5:00 p.m. – 8:30 p.m.
728 W. Maxwell St.
Chicago, IL 60607
BYP 100 national director Charlene Carruthers is facilitating a workshop about the inner workings of the movement for justice. She will explore various types of black organizing in Chicago and across the country with a focus on economic justice and police accountability. The workshop is open to anyone in the Chicago area working within social justice movements. Registration is free but required to ensure materials are available for everyone who attends. This is a great opportunity to gain insight and powerful tools from a leader on the forefront of organizing for black lives.
Saturday, August 27
Decatur, Georgia: Come together with young collegiate leaders because It’s Time: A Social Justice and Healing Retreat.
8:45 a.m. – 4:30 p.m.
141 E. College Ave.
Decatur, GA 30030
Agnes Scott College is hosting a collegiate retreat to engage students in the Atlanta metro area on issues like police brutality, privilege, and activism. The keynote speaker will be activist and writer Shaun King, known for his support and advocacy for the Black Lives Matter movement. Registration is free for Agnes Scott College students and $10 for those from other colleges and universities. There is a group rate of $80 for student groups of 10 or more (so round up at least nine friends and save yourselves a little money!). Make plans to attend this retreat at the end of August and get yourself informed and organized!

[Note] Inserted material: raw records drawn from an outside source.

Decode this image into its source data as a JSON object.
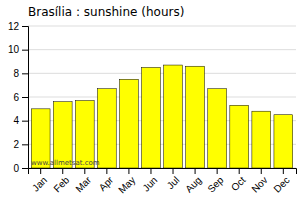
{
  "chart_data": {
    "type": "bar",
    "title": "Brasília : sunshine (hours)",
    "categories": [
      "Jan",
      "Feb",
      "Mar",
      "Apr",
      "May",
      "Jun",
      "Jul",
      "Aug",
      "Sep",
      "Oct",
      "Nov",
      "Dec"
    ],
    "values": [
      5.0,
      5.6,
      5.7,
      6.7,
      7.5,
      8.5,
      8.7,
      8.6,
      6.7,
      5.3,
      4.8,
      4.5
    ],
    "color": "#ffff00",
    "ylim": [
      0,
      12
    ],
    "yticks": [
      0,
      2,
      4,
      6,
      8,
      10,
      12
    ],
    "grid": true,
    "annotations": [
      "www.allmetsat.com"
    ]
  }
}
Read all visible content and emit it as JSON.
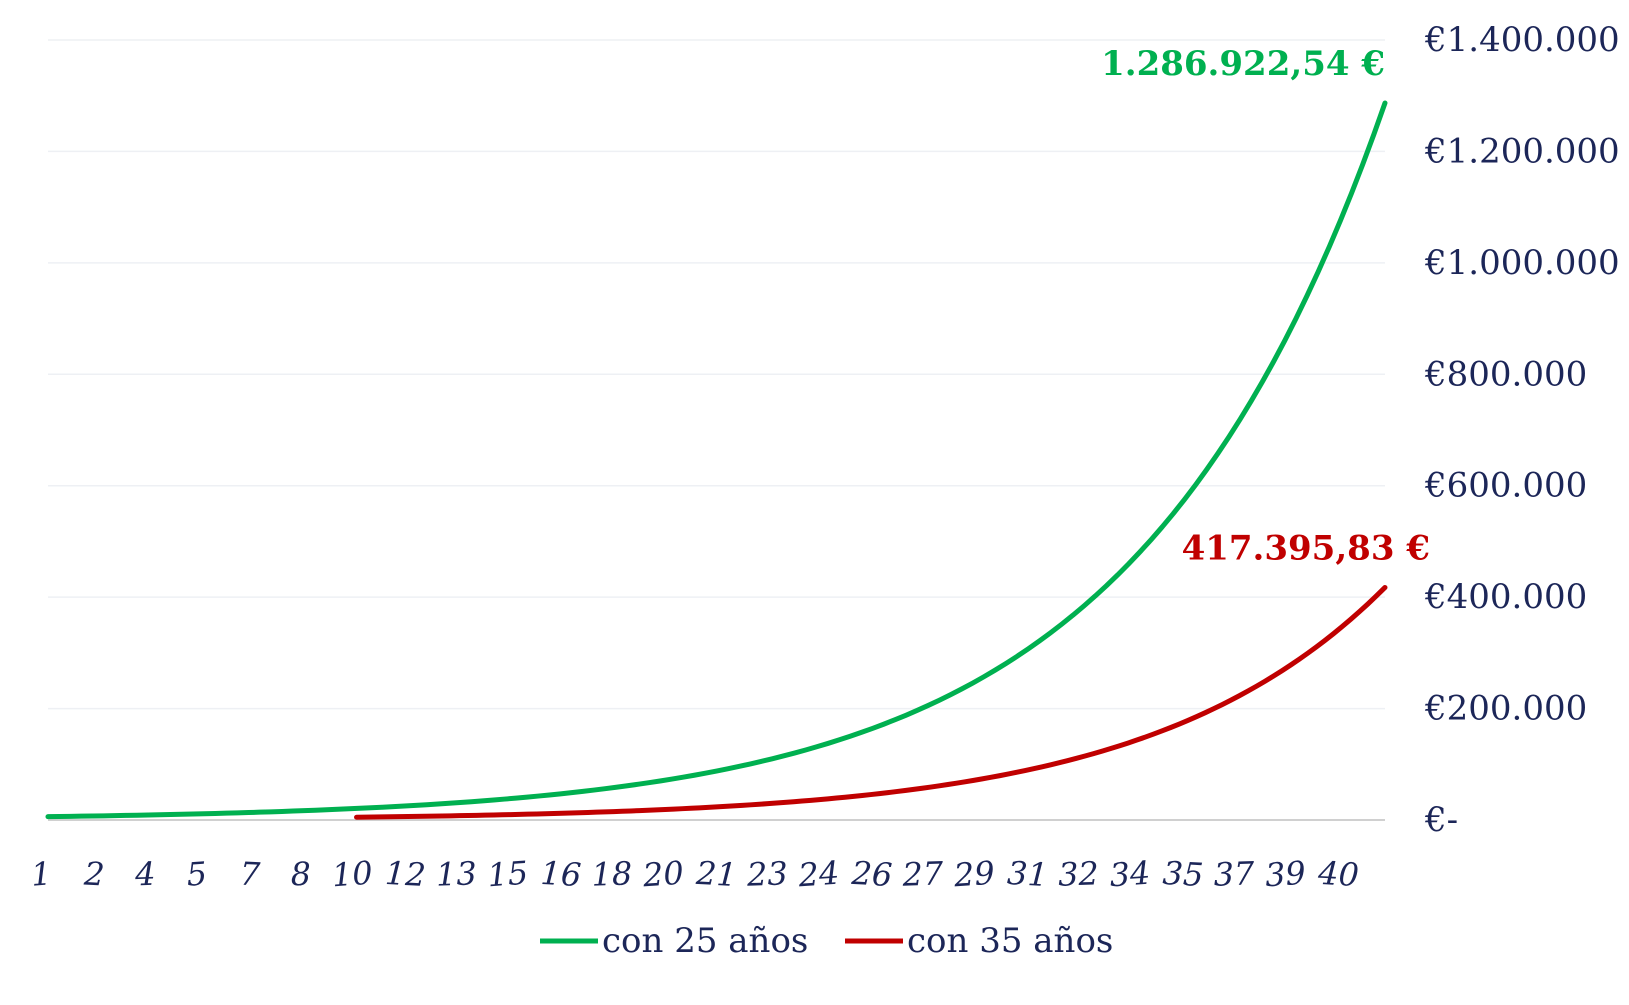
{
  "chart_data": {
    "type": "line",
    "x_tick_labels": [
      "1",
      "2",
      "4",
      "5",
      "7",
      "8",
      "10",
      "12",
      "13",
      "15",
      "16",
      "18",
      "20",
      "21",
      "23",
      "24",
      "26",
      "27",
      "29",
      "31",
      "32",
      "34",
      "35",
      "37",
      "39",
      "40"
    ],
    "xlim": [
      1,
      40
    ],
    "y_tick_labels": [
      "€-",
      "€200.000",
      "€400.000",
      "€600.000",
      "€800.000",
      "€1.000.000",
      "€1.200.000",
      "€1.400.000"
    ],
    "ylim": [
      0,
      1400000
    ],
    "grid": true,
    "legend_position": "bottom",
    "series": [
      {
        "name": "con 25 años",
        "color": "#00b050",
        "start_x": 1,
        "start_value": 6000,
        "end_x": 40,
        "end_value": 1286922.54,
        "end_label": "1.286.922,54 €"
      },
      {
        "name": "con 35 años",
        "color": "#c00000",
        "start_x": 10,
        "start_value": 5000,
        "end_x": 40,
        "end_value": 417395.83,
        "end_label": "417.395,83 €"
      }
    ]
  }
}
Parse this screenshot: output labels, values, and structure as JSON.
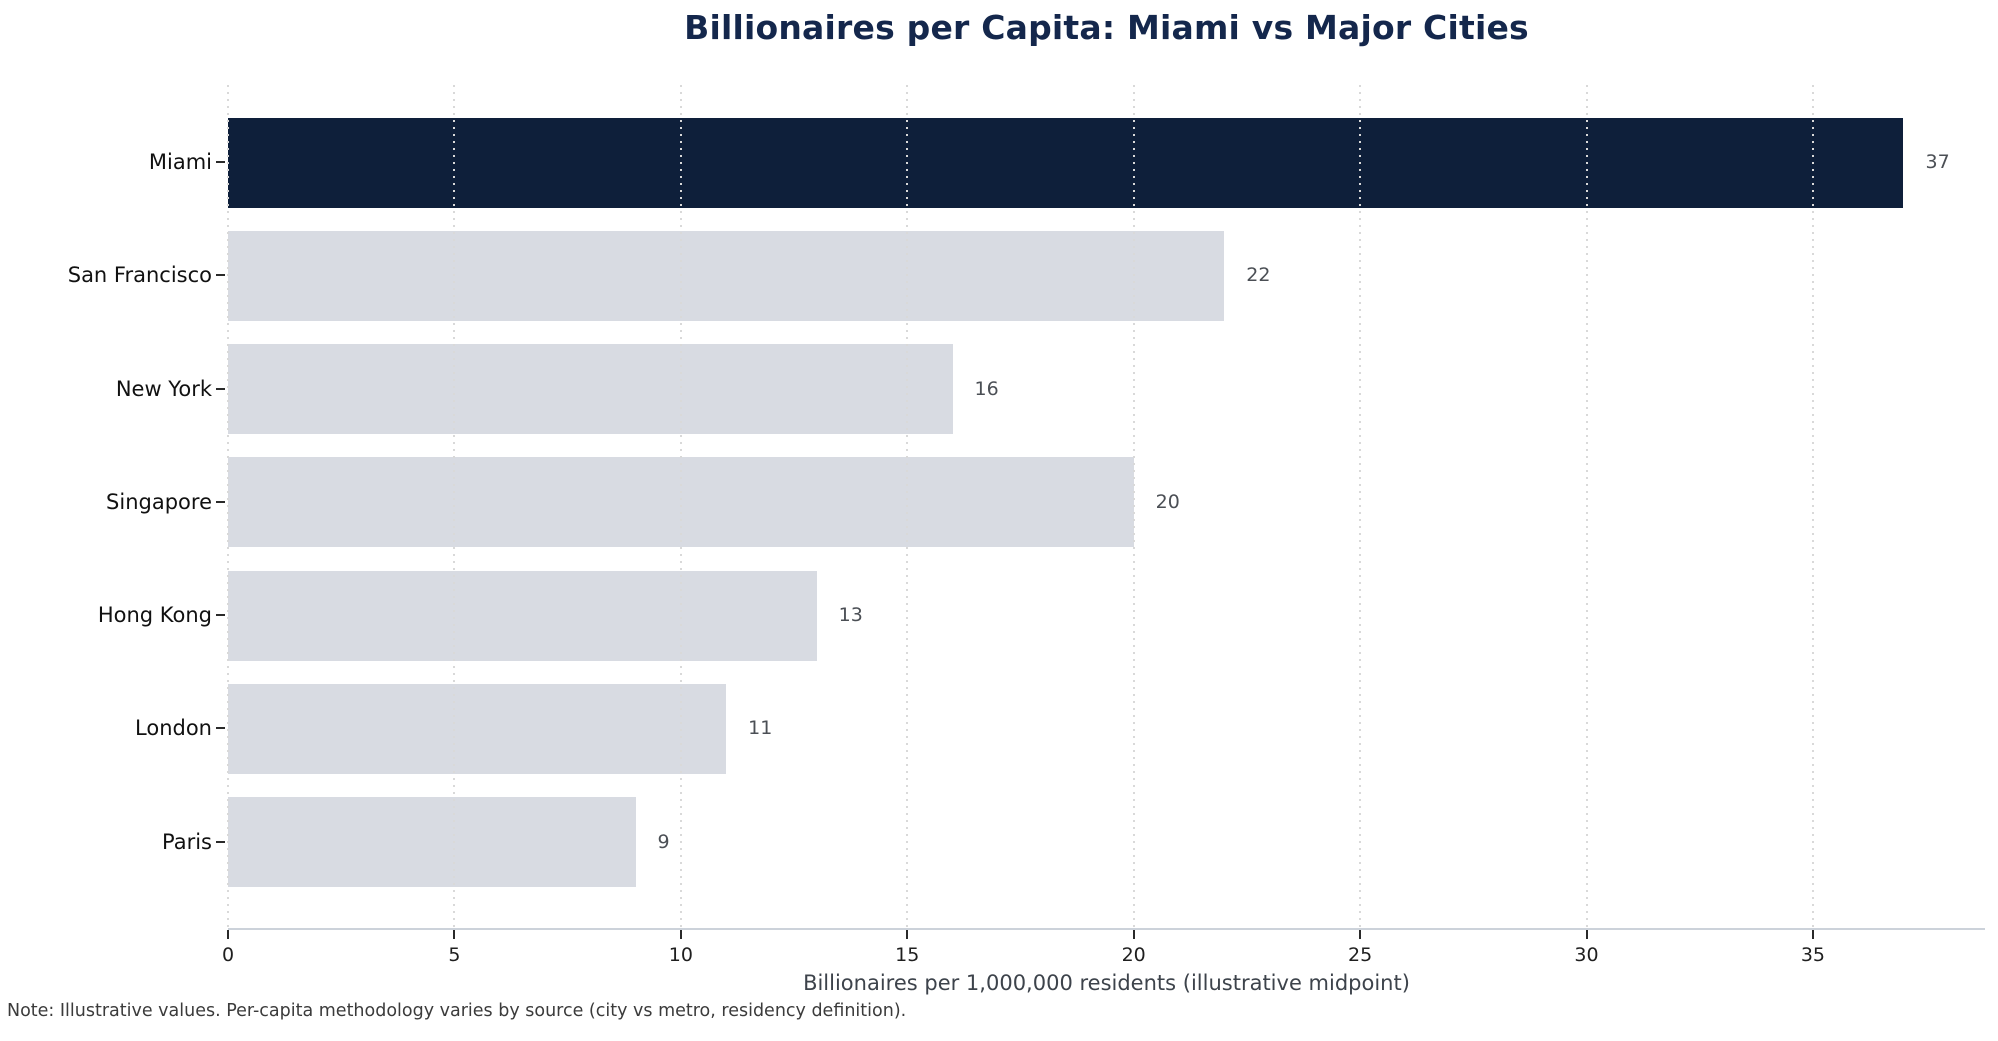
{
  "chart_data": {
    "type": "bar",
    "orientation": "horizontal",
    "title": "Billionaires per Capita: Miami vs Major Cities",
    "xlabel": "Billionaires per 1,000,000 residents (illustrative midpoint)",
    "note": "Note: Illustrative values. Per-capita methodology varies by source (city vs metro, residency definition).",
    "categories": [
      "Miami",
      "San Francisco",
      "New York",
      "Singapore",
      "Hong Kong",
      "London",
      "Paris"
    ],
    "values": [
      37,
      22,
      16,
      20,
      13,
      11,
      9
    ],
    "highlight_category": "Miami",
    "xlim": [
      0,
      38.8
    ],
    "xticks": [
      0,
      5,
      10,
      15,
      20,
      25,
      30,
      35
    ],
    "grid": "vertical-dotted-over-bars",
    "legend": "none",
    "colors": {
      "highlight_bar": "#0e1f3a",
      "default_bar": "#d8dbe2",
      "title": "#14274c",
      "value_label": "#4b4f55",
      "category_label": "#111111",
      "tick_label": "#1f1f1f",
      "xlabel_text": "#3d434b",
      "note_text": "#3b3b3b",
      "axis_spine": "#ccd2da",
      "gridline": "#d9d9d9",
      "background": "#ffffff"
    }
  }
}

As every day seems to bring news of another black person, woman, and/or queer person lost to violence, it can be easy to lose hope or feel helpless. The truth in this is not that things are getting worse; we’re just seeing these cruel injustices finally being brought out into the clear light of day. Horrifying as it may be, we can fight what we can see. With every name we lift up, with every candle we light, and with every step we take in the march toward justice, we force the world to see and confront the wrongs within our society. And whether that means bringing out the sun or calling down a storm, we need you!